The ongoing conflict between Moscow and Kiev is the result of a series of mistakes made by the US and its NATO allies, former Czech President Vaclav Klaus, told the World Economic Forum in Davos in a speech published on Friday.

The West’s blatant disregard for the geopolitical context led to this “tragic historic event” that “could and should have been avoided,” Klaus, who led the Czech Republic between 2003 and 2013, said.

“This war started on 4 April 2008,” Klaus said, referring to a NATO summit in Bucharest, where the US-led bloc members decided to support Ukraine and Georgia’s “aspirations for membership,” saying both nations “will become members of NATO” at some point in the future.

Recalling the event at which he was present, Klaus said the decision was “a tragic mistake.” He said he had personally opposed the decision and “tried to argue against it,” but it was “pushed through by the US and the UK.”

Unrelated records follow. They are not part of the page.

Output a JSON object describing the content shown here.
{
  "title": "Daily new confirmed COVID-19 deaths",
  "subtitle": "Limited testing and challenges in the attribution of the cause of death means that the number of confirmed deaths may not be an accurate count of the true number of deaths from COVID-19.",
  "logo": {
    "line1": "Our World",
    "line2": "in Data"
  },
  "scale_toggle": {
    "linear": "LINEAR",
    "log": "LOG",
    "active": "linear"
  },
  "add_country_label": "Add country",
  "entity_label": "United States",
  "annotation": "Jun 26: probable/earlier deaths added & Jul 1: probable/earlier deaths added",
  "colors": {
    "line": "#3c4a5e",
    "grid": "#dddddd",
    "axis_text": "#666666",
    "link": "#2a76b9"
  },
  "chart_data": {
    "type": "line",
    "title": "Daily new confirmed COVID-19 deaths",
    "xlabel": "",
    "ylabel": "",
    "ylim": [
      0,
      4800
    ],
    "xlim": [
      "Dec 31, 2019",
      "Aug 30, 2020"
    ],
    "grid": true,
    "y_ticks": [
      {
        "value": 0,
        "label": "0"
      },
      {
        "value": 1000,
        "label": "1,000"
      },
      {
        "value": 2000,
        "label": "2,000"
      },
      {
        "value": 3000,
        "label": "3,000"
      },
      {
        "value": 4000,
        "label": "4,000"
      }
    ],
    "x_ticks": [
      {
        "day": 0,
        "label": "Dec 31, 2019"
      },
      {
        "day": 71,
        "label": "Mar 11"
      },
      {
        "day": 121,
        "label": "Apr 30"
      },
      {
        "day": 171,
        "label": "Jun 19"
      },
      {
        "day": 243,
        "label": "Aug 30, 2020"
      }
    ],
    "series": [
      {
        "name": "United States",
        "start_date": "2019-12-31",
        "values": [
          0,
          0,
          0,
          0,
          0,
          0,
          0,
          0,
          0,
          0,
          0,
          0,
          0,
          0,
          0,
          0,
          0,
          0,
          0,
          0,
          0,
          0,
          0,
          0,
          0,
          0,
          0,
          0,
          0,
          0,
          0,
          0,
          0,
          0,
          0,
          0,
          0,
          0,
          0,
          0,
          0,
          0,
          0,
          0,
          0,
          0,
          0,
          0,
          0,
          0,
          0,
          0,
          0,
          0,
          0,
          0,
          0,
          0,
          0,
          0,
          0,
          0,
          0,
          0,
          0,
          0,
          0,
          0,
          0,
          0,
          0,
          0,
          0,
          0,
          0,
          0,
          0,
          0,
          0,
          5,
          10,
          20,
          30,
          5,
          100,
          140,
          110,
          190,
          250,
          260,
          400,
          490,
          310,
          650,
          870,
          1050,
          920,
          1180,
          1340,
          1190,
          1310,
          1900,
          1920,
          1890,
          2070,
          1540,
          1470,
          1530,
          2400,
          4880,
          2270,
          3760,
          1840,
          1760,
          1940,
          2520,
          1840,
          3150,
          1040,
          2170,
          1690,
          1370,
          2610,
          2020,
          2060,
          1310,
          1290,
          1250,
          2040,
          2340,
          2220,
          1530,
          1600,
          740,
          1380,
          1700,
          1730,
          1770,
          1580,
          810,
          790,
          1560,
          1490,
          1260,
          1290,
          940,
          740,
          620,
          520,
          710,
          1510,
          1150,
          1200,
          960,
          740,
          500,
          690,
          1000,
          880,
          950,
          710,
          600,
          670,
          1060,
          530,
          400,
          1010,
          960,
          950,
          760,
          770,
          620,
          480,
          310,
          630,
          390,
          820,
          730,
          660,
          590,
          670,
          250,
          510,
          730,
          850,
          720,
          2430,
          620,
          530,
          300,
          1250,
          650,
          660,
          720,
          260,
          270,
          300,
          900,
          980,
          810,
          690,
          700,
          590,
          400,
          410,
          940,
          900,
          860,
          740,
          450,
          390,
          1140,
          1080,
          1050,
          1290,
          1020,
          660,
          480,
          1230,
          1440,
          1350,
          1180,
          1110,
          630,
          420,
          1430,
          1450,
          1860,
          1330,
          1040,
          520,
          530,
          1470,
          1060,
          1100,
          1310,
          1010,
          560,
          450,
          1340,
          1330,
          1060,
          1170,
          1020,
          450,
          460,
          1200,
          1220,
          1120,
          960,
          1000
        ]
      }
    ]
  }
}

Most other NATO members, including Germany and France were also against it at the time, he said, adding that many of the attending presidents and prime ministers stayed “irresponsibly silent” in the face of pressure from London and Washington.

The West remained oblivious to the nature of Ukrainian statehood, Klaus argued, calling the country an example of an “unsuccessful and unfinished transition from communism to parliamentary democracy and market economy.”

Ukraine, he said, was not “a consolidated country” as it had major differences in ethnic composition and political preferences between its northwest and southeast. The country had already been in a state of “civil war” since 2014, long before the current escalation, Klaus said.

Following the US-back 2014 coup, the then-Ukrainian regions of Donetsk and Lugansk, known as Donbass, refused to accept the new government, which increasingly embraced nationalist ideology. The regions proclaimed their independence and Kiev responded with a violent military campaign that prompted a years-long conflict.

”To pretend that this was not the case and to discuss the current war … as if it were taking place in a vacuum is neither helpful nor productive,” Klaus argued, adding that it was “a big mistake not to pay attention to this fundamental split” within the country.

Klaus also argued that Moscow had not intended to occupy Ukraine when it launched its military operation in February 2022, but merely sought to prevent it from joining NATO. Russian President Vladimir Putin also recently pointed to NATO’s 2008 decision as making conflict inevitable, having “drastically changed the situation in Eastern Europe.” Moscow has repeatedly said that preventing Ukraine’s accession to NATO is one of the key reasons for its military campaign.

Now it is clear that “all sides in the conflict have miscalculated,” Klaus said, adding that the frontlines remain “frozen” and no end to the conflict is in sight. He called on the West to change its approach and engage in meaningful dialogue with Moscow.

“My modest advice is to start negotiating,” Klaus said.